Venous and arterial thromboembolism in patients with cancer treated with targeted anti-cancer therapies

Patients with cancer have an increased risk of venous- and arterial thromboembolism (VTE/ATE). Anti-cancer treatments including surgery, radiotherapy, and certain chemotherapies contribute to the increased risk of VTE and/or ATE. Over the past years, the therapeutic landscape in medical oncology has changed dramatically with the introduction of targeted anti-cancer therapies and cancer immunotherapy. These novel treatment approaches have revolutionized patient care with significant improvements in response rates and survival times of patients. These agents specifically target refined pathophysiological pathways engaged in tumour development and progression involving, among others, angiogenesis, growth factor receptor signalling and anti-tumoral immune regulation. Therefore, distinct off-target effects lead to characteristic adverse event profiles for certain treatments. For several targeted and immunotherapeutic anticancer agents, increased rates of VTE and/or ATE have been reported.

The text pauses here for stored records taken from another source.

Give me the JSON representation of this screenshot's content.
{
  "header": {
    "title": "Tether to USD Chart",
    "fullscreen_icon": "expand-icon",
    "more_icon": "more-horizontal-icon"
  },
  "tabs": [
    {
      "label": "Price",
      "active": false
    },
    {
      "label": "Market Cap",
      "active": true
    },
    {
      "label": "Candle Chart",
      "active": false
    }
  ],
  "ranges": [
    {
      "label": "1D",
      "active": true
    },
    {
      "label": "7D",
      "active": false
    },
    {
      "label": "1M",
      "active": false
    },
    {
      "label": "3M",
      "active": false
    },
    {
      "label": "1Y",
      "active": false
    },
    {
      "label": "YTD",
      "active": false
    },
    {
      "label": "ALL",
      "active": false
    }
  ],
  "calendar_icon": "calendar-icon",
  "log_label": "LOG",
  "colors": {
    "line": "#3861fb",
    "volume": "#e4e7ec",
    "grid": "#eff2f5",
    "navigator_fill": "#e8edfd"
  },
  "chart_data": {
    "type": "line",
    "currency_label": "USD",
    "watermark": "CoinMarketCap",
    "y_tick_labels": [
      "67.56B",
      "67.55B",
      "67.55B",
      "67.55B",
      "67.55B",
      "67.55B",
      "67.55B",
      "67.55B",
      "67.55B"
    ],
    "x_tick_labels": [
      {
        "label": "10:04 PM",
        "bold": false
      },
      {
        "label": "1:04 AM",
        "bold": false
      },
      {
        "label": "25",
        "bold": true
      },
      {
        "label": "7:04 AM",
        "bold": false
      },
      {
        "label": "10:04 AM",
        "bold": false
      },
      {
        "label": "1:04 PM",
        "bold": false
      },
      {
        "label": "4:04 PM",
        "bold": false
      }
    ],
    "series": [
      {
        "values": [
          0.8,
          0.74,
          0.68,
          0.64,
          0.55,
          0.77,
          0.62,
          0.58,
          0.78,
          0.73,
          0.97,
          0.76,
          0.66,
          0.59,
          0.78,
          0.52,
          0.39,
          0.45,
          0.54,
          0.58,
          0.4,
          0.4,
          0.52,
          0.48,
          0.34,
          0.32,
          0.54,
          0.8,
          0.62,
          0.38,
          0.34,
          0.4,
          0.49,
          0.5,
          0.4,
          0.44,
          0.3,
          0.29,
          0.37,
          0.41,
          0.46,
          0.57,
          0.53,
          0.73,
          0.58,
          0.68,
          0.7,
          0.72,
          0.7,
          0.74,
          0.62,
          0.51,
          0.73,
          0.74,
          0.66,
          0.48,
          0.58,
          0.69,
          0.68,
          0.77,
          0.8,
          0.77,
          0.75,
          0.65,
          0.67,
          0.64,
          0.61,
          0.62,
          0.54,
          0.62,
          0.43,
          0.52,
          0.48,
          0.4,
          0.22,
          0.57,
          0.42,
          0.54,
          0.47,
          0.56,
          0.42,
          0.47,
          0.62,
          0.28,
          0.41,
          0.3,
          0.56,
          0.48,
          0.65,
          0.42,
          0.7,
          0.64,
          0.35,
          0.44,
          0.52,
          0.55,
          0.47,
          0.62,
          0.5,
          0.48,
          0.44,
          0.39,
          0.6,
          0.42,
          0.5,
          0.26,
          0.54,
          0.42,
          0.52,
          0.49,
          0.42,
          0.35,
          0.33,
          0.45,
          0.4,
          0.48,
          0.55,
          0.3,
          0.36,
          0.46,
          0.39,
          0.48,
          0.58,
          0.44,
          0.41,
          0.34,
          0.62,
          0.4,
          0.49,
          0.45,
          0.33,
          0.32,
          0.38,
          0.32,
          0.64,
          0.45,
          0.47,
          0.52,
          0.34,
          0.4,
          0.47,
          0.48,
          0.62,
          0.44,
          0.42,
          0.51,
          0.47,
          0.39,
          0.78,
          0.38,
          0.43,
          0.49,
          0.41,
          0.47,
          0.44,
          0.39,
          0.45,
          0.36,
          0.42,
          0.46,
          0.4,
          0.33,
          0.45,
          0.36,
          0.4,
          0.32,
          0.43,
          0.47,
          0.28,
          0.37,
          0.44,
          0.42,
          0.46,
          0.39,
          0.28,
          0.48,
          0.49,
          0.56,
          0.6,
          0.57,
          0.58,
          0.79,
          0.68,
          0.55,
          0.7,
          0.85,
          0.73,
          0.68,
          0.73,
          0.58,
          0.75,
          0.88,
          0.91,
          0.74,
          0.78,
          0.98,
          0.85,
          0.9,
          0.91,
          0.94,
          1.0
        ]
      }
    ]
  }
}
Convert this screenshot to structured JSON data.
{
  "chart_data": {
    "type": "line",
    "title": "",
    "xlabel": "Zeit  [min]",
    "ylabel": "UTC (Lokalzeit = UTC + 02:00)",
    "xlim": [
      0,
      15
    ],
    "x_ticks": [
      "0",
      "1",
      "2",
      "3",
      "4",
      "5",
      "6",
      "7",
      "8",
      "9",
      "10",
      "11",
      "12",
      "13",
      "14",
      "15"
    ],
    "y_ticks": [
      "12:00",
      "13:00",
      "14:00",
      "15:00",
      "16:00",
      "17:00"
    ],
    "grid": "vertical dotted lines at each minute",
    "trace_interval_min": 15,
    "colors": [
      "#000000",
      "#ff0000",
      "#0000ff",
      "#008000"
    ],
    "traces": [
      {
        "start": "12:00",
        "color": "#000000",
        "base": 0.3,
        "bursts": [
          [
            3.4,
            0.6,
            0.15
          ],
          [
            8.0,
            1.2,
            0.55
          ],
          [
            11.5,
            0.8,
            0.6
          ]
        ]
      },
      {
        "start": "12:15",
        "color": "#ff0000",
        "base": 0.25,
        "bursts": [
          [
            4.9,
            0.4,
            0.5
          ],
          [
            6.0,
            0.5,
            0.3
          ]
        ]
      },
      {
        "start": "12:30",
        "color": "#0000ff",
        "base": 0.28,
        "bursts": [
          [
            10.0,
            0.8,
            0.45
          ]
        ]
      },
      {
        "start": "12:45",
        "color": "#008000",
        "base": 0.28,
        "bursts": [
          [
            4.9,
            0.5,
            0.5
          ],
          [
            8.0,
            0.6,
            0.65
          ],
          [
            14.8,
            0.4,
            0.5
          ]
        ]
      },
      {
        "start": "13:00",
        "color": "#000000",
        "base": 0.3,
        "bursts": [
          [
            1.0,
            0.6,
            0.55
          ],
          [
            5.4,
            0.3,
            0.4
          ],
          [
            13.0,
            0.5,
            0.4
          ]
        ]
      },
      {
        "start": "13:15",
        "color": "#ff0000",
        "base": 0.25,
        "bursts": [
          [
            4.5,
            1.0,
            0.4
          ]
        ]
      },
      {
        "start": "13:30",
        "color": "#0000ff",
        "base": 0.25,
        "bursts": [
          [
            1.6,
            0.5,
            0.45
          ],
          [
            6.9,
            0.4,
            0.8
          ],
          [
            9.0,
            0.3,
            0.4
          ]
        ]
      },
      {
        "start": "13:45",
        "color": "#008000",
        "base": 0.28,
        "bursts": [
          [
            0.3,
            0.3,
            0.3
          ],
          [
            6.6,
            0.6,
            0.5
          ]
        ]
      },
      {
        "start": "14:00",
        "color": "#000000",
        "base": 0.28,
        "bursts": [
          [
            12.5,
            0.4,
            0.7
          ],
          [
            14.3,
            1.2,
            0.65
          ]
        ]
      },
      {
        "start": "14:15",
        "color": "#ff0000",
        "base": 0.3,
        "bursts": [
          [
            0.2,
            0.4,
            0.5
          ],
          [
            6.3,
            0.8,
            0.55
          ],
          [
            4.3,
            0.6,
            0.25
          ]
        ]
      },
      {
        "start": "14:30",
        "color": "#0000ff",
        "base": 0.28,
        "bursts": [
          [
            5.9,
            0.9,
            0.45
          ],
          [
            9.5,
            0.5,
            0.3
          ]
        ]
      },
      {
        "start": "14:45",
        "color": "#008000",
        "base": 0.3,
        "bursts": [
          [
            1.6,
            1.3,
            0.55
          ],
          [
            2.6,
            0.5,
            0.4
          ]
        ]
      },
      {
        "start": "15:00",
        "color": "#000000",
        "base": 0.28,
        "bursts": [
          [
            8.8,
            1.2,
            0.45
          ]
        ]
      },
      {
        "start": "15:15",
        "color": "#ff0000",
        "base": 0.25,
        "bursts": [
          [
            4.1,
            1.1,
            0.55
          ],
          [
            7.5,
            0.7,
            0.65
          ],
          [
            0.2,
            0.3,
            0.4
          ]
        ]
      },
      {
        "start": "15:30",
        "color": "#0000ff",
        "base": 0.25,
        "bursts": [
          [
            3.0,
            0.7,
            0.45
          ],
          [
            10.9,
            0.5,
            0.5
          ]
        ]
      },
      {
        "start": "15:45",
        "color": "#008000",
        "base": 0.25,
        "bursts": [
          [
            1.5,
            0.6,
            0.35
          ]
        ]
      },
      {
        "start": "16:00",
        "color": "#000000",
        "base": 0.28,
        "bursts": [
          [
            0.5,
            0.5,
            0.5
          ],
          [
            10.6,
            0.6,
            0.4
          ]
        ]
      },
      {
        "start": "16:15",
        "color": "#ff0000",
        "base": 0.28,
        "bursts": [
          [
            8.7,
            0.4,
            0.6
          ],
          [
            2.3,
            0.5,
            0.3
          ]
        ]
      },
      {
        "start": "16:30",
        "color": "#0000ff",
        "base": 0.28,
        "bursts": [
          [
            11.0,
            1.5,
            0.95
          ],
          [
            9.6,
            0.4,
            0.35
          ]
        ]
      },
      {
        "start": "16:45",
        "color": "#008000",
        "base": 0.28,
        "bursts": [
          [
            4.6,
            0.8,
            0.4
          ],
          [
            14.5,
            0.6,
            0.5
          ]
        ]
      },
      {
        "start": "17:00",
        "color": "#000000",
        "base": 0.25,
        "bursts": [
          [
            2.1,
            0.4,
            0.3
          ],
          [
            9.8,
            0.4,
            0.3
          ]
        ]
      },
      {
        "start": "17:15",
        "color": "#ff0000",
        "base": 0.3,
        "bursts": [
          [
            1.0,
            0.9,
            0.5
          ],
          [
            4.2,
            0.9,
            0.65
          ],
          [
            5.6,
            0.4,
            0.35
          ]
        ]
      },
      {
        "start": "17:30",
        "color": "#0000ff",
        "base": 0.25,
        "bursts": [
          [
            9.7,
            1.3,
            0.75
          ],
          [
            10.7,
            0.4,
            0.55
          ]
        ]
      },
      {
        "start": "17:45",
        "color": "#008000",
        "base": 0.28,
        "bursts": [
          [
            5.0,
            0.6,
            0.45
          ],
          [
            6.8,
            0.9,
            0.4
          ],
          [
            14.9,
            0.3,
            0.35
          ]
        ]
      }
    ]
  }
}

For example, a prothrombotic effect has been reported for antiangiogenic agents, EGF-Rtargeted treatments, CDK4/6-inhibitors, and 2nd generation BCR-ABL-inhibitors. Further, very recently, data emerged on substantial rates of thrombotic complications in patients treated with immune checkpoint inhibitors. In this review, we comprehensively summarize currently available evidence on risk profiles and potential mechanisms of thrombosis in patients with cancer treated with targeted anti-cancer therapies, and discuss current limitations in available data and potential future perspectives.

Automated summary

Patients with cancer receiving targeted anti-cancer therapies and immunotherapy have an increased risk of venous and arterial thromboembolism. These treatments have greatly improved patient care but also contribute to prothrombotic effects and increased risk of blood clots.